On the use of this extract:

First, if you enjoy psychedelics only because of the light-show visuals that often accompany them, morning glory LSA extract is probably not the drug for you. Even at peak time with a high dose (roughly 350 Heavenly Blue seeds), I had virtually zero visual activity, eyes open or closed. The closest thing to visual activity was a dramatic sharpening of visual acuity, along with some very, very slight movement of objects viewed at a distance. Toward the end of the high-dosage trip there were some very simple geometric patterns in carpet and with closed eyes, but nothing remotely approaching the light-cycling-mandalas of LSD. With lower doses, even these signs weren't present.
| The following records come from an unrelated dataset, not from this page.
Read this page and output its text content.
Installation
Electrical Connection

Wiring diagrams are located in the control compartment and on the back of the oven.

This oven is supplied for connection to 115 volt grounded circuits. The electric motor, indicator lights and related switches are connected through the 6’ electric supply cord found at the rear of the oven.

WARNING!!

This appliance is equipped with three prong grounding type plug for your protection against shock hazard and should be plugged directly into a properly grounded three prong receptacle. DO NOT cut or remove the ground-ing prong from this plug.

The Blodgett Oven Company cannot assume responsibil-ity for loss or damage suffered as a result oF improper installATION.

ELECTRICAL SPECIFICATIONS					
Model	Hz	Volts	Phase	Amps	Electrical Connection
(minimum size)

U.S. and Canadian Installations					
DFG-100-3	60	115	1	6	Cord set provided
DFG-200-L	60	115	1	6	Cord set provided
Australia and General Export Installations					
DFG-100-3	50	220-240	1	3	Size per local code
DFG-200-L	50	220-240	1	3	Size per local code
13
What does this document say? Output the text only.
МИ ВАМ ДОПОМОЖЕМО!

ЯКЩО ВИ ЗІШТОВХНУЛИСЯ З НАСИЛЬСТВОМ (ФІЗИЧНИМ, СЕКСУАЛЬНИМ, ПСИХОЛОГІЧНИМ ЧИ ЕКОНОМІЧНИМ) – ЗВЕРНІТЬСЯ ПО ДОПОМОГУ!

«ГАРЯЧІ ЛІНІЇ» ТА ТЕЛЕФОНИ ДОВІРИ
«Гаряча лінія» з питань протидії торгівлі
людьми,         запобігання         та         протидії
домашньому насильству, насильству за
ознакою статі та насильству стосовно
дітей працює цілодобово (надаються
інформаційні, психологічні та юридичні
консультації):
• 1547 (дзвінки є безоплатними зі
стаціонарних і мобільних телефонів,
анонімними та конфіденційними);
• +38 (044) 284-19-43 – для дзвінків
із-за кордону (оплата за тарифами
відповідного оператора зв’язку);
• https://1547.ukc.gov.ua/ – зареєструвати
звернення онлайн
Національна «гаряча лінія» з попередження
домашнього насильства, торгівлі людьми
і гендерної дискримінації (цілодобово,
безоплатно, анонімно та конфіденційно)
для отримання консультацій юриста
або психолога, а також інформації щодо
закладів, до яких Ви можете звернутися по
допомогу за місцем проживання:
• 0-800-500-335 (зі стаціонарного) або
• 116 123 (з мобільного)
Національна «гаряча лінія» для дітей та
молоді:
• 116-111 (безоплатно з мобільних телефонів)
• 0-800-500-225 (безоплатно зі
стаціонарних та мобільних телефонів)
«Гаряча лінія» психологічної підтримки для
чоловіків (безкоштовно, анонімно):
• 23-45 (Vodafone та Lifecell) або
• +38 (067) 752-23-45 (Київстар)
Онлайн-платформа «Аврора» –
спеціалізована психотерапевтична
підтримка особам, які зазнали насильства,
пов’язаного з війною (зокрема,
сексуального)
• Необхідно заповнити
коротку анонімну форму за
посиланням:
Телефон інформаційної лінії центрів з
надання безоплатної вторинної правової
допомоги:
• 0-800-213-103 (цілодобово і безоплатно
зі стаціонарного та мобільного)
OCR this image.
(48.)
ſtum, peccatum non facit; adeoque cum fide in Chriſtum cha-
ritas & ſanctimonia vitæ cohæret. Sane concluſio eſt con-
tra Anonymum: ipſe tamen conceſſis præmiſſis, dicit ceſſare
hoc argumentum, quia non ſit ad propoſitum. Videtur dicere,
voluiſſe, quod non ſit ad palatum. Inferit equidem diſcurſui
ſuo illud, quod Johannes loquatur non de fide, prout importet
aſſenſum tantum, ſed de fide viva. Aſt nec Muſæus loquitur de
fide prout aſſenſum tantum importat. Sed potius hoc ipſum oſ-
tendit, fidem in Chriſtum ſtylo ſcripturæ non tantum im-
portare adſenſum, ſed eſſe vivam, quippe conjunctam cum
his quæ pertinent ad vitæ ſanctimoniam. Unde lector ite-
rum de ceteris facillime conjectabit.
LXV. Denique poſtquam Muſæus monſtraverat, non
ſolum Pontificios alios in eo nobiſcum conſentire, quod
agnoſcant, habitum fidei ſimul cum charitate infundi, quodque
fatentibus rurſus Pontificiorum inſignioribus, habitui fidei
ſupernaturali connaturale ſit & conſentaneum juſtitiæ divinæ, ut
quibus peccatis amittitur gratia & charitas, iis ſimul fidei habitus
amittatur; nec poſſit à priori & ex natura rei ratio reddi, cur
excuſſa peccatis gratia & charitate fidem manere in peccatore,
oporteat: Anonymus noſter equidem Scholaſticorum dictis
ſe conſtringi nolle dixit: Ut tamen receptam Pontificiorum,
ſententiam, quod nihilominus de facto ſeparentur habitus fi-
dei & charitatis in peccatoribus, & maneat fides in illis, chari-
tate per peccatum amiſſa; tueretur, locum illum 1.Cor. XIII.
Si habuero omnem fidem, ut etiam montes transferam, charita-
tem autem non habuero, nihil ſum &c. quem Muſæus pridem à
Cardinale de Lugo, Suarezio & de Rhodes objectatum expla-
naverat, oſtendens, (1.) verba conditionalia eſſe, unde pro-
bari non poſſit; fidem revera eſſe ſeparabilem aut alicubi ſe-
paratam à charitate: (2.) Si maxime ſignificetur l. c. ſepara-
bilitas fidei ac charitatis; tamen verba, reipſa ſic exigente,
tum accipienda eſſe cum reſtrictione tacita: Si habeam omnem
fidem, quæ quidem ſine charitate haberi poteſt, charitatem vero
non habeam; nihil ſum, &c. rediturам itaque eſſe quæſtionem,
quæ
As an aside, the lack of visual activity can be something of a benefit for the open-minded tripper. On most psychedelic drugs -- and make no mistake, even without visuals the morning glory extract is intensely psychedelic -- the visuals can interfere almost completely with reading and writing. With this substance, though, the visuals aren't a problem, so paper and computer text is as readable as your state of mind will allow, and writing with ink and paper becomes possible as well.

Also, trips from the extractions I've tried have been powerfully, overwhelmingly emotionally positive. In contrast to psilocybin and LSD, which let you use the whole emotional gamut including profound fear and sadness, morning glory extract seems to filter out those negative ones and leave you a grinning idiot for the duration. While this is great from a recreational point of view, it leaves something to be desired if you're trying to experience introspective or spiritual psychedelic effects. In this way the extract is almost like using marijuana -- it's easy to giggle about stupid shit, but difficult to accomplish anything concrete.

As with any psychedelic substance, don't take any person's experience with them as gospel. Depending on the variety of seeds used, the quality of extraction, and your state of mind during use, the effects can and probably will be completely different.